Exception: You cannot access body after reading from request's data stream

Question

Since Django 1.5 raw post data is accessible via request.body.

In my application I sometimes get data send via a form and sometimes raw data (json for example). Is there any way to write a function like this that does not fail?

def get_post_var(request, name):
    result = request.POST.get(name)
    if result:
        return result

    post_body = dict(urlparse.parse_qsl(request.body))
    result = post_body.get(name)
    if result:
        return result

    return None

Answer 1

You need call request.data instead request.body, if there's still an error, you need to call request.data ONLY one time (check you view, middleware, or maybe paginator) and if you find that you call it more then one time, add request.data to reference, for example request_data, or smth like this. It's work for me

Answer 2

For those interested to know, I faced this issue:

You cannot access body after reading from request's data stream

when I added 'oauth2_provider.contrib.rest_framework.OAuth2Authentication' in the "REST_FRAMEWORK" like so in the settings.py:

REST_FRAMEWORK = {
   ...
    'DEFAULT_AUTHENTICATION_CLASSES': (
      ...
       'oauth2_provider.contrib.rest_framework.OAuth2Authentication',
      ...
    ),

Of course disabling this will work but not a workaround I would be proud of.

Answer 3

For those with the same error who are not readying the body or POST, I had this same error when I used this line of code in a process_view middleware::

   event = request.event if 'event' in request else None

Solved by settings request.event = None at the top of the function so I could then use:

    event = request.event

Answer 4

Use request.data instead of request.body.

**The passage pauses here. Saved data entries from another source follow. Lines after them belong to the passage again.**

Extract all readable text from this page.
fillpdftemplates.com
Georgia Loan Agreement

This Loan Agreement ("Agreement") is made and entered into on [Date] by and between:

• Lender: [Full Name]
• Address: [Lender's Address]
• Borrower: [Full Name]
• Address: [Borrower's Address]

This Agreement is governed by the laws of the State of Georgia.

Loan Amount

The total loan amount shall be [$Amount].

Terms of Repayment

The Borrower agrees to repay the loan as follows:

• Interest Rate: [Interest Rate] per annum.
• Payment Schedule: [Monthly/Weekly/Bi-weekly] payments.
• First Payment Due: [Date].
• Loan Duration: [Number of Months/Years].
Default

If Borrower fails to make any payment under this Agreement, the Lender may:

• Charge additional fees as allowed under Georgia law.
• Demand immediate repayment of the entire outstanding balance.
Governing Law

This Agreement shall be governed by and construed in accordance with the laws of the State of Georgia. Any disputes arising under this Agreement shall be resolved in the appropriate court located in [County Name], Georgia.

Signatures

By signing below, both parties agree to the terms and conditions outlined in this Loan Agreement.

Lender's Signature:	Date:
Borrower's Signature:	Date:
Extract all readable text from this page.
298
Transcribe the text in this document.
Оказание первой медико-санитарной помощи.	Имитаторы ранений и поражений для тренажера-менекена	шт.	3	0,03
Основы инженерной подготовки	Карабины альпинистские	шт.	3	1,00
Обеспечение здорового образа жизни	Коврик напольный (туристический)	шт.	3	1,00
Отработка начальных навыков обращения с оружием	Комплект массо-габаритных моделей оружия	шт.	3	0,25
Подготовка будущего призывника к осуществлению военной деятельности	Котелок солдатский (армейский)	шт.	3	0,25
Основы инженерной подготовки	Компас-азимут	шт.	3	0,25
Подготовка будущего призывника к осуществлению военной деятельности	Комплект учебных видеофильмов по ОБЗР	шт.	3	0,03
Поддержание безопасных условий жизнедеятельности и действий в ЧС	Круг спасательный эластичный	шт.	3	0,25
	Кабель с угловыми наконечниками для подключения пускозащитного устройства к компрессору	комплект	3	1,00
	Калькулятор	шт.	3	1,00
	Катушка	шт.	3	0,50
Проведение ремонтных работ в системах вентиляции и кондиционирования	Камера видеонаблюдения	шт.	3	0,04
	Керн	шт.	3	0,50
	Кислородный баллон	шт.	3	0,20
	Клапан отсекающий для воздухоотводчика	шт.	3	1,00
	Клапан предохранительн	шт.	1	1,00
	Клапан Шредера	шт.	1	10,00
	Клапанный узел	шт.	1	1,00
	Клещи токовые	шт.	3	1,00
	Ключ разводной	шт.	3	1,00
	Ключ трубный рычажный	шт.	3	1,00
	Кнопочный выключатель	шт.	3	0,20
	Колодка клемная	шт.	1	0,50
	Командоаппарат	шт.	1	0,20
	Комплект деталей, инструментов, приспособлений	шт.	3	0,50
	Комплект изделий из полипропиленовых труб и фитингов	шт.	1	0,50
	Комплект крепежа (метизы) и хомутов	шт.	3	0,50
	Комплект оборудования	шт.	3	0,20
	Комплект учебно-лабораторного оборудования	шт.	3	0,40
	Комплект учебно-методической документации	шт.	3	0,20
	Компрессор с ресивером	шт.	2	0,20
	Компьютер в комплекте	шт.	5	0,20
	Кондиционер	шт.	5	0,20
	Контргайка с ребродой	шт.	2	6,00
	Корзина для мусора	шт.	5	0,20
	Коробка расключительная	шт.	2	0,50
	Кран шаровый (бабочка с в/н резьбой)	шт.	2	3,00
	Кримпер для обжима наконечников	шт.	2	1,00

request.data does not read the data stream again.

Answer 5

I was able to read my request.POST after putting @csrf_exempt before my view function. Because CSRF middleware accesses POST data.

Answer 6

Adding to Adam Easterling's answer it is worth noting that Django itself 'violates' the hint of not using request.POST in middleware:

The CsrfViewMiddleware class can be considered an exception, as it provides the csrf_exempt() and csrf_protect() decorators which allow views to explicitly control at what point the CSRF validation should occur.

Which does not sanitilize the violation IMO

Answer 7

The error You cannot access body after reading from request's data stream will be triggered on a request if (1) that request method is POST, (2) that request's POST dictionary is accessed in middleware, in either process_request or process_view and (3) within the view function, request.body is accessed. It is on (3) that the error will be raised, even though the real cause of the bug is (2).

In order to resolve the error, you need to examine your middleware for where it accesses request.POST and modify it such that it doesn't access request.POST anymore.

The Django docs say that middleware should not access request.POST, and this is one consequence of ignoring that recommendation.

Also check out this Django ticket on the issue, which includes the note:

[M]iddleware that hits request.POST should (usually) be considered a bug. It means that the view will be unable to set any custom upload handlers, perform custom parsing of the request body, or enforce permission checks prior to file uploads being accepted.